Thanks again for the fast reply. It's been really helpful.

It is important to understand the distinction between compile time, link time and run time. Templates are resolved at compile time, though some toolchains delegate to the linker to generate the actual machine code. At run time all this has already been decided, you can't go back and change things now (aside from things like dynamically generating machine code or loading dynamic libraries).

I'd be interested in knowing what the actual contents of the file is as there might be alternative designs. For example, configuration data appears to have types but you can get away loading / passing a dictionary of strings to strings as the data structure, deferring the type conversion until you're actually applying the configuration to some internal state. Depending on how dynamic this data is supposed to be, maybe a scripting language is what you're really looking for.

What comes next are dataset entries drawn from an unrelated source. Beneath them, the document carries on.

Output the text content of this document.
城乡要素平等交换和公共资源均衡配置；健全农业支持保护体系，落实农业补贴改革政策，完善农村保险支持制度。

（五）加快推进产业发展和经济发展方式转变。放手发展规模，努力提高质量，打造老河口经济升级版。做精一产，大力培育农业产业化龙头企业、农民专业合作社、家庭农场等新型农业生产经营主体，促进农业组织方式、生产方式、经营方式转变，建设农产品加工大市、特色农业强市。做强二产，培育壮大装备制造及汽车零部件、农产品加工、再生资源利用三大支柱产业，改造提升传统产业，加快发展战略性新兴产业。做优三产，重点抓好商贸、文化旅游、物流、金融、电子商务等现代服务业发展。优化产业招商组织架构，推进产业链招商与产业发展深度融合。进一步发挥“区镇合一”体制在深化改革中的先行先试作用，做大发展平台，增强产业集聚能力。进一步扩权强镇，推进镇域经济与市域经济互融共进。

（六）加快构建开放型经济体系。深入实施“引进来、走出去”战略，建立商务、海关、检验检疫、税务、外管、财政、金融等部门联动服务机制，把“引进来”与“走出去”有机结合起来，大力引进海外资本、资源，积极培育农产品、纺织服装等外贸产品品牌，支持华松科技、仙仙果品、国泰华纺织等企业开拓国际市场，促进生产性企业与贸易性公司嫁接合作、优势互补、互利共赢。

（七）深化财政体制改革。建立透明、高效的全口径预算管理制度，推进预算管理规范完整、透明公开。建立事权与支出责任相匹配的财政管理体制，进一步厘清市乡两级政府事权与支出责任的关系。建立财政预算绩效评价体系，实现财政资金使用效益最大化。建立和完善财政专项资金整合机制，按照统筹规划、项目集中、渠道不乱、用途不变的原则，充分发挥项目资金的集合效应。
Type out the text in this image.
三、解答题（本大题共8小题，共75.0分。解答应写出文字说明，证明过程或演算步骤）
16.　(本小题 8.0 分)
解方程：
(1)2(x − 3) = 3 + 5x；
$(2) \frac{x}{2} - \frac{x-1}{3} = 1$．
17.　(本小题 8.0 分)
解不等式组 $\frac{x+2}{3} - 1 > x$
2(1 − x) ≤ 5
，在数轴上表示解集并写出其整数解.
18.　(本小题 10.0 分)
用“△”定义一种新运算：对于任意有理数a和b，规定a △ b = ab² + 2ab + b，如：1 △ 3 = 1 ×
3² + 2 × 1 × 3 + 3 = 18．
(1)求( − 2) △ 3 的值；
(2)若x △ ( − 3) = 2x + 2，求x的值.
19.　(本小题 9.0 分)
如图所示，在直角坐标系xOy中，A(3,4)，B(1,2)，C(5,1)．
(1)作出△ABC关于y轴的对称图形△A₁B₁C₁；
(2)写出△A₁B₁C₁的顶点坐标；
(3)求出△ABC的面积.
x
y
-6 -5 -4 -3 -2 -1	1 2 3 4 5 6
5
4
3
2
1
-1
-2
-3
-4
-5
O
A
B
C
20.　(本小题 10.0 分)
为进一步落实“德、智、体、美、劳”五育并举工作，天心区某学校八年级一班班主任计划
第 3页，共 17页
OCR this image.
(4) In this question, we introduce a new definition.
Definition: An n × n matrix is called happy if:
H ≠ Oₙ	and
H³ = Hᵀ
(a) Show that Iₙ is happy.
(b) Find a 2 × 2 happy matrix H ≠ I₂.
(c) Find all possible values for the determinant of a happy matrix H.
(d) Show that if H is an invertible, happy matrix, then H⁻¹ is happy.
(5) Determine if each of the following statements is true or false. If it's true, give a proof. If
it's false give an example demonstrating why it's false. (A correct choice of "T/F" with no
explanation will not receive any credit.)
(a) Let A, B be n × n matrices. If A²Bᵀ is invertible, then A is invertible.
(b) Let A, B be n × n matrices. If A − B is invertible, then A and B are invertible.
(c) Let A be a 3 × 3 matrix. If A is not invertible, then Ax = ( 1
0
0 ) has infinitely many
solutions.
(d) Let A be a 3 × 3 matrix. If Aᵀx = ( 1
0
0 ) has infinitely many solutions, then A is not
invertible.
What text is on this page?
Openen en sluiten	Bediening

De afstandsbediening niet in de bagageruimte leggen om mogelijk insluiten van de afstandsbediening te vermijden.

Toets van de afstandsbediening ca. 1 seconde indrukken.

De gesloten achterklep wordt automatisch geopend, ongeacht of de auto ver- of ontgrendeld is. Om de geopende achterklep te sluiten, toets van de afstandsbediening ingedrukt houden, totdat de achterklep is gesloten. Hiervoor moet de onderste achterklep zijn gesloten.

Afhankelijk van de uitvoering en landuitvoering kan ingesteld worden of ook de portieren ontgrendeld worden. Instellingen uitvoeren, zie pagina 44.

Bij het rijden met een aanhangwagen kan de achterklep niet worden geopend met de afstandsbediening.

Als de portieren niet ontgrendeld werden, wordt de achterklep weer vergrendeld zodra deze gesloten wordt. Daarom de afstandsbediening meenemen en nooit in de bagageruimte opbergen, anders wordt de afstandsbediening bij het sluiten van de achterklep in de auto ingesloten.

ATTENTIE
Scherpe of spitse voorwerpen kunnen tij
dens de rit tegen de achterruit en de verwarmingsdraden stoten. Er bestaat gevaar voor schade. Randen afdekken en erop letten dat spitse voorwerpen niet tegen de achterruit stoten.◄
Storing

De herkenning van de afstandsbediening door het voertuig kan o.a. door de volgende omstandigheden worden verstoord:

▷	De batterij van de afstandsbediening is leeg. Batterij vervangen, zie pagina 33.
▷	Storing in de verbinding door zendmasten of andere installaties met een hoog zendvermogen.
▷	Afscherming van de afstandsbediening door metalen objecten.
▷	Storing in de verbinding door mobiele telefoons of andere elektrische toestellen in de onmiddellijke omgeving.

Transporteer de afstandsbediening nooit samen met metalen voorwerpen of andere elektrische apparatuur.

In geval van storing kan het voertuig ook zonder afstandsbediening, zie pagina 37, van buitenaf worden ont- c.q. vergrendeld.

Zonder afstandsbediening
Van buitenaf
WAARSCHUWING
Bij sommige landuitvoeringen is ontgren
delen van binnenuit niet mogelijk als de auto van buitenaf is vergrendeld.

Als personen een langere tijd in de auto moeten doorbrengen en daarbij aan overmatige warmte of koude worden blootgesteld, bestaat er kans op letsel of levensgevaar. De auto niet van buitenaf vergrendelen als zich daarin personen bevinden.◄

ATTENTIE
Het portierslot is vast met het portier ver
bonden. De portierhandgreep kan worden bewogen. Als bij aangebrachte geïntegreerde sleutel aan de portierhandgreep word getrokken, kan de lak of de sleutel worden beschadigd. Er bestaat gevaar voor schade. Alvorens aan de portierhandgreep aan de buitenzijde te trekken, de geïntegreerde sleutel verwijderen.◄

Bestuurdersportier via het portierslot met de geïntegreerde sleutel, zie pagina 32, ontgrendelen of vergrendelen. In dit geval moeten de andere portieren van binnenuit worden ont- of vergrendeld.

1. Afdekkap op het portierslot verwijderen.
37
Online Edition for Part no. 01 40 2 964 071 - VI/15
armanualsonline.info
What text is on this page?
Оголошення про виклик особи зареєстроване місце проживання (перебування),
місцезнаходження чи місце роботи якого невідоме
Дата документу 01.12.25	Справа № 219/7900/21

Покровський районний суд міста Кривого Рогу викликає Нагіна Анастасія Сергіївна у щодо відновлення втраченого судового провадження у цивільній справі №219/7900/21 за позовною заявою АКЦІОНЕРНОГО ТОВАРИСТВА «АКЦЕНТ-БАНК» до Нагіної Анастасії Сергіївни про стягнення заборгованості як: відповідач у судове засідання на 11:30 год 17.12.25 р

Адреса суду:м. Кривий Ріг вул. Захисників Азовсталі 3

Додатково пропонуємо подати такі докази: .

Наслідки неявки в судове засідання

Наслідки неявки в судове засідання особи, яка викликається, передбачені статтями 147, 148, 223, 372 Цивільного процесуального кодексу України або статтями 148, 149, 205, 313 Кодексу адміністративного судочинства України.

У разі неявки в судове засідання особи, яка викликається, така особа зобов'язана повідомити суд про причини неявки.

Here's what table data looks like:


tname:Accounts
datatypes:luint:string:string
columnnames:user_id:username:password
segmentinfo:a:5:s:6:t:7
1:account1:password2
2:ssdsad:password3
0:tsdasdad:passwor1

I'm trying to make this application serve as database server and send data to game/world/login servers. So eventually before i send the requested data over tcp socket i'll have to cast it to char array. I tried using boost::any and seems like it's working but i'm opened for better solutions.

Any particular reason not to use an existing database solution? They've already solved a lot of the correctness / scalability issues you are likely to run into if you try to put a hand-rolled solution into production, along with coming with suites of monitoring, mining and backup tools.

Well when i made some research about online multiplayer games and what kind of database should i use i saw that common idea was to create own database system that suits your needs the most. Also people seemed to not be happy about sql. By the way please don't think that i'm a kid who wants to create an mmorpg in 2 weeks. I know that this project of mine could take years and i'm not trying to rush anything. Also i'm not trying to make a complete database application, it doesn't have to exceed needs of the game.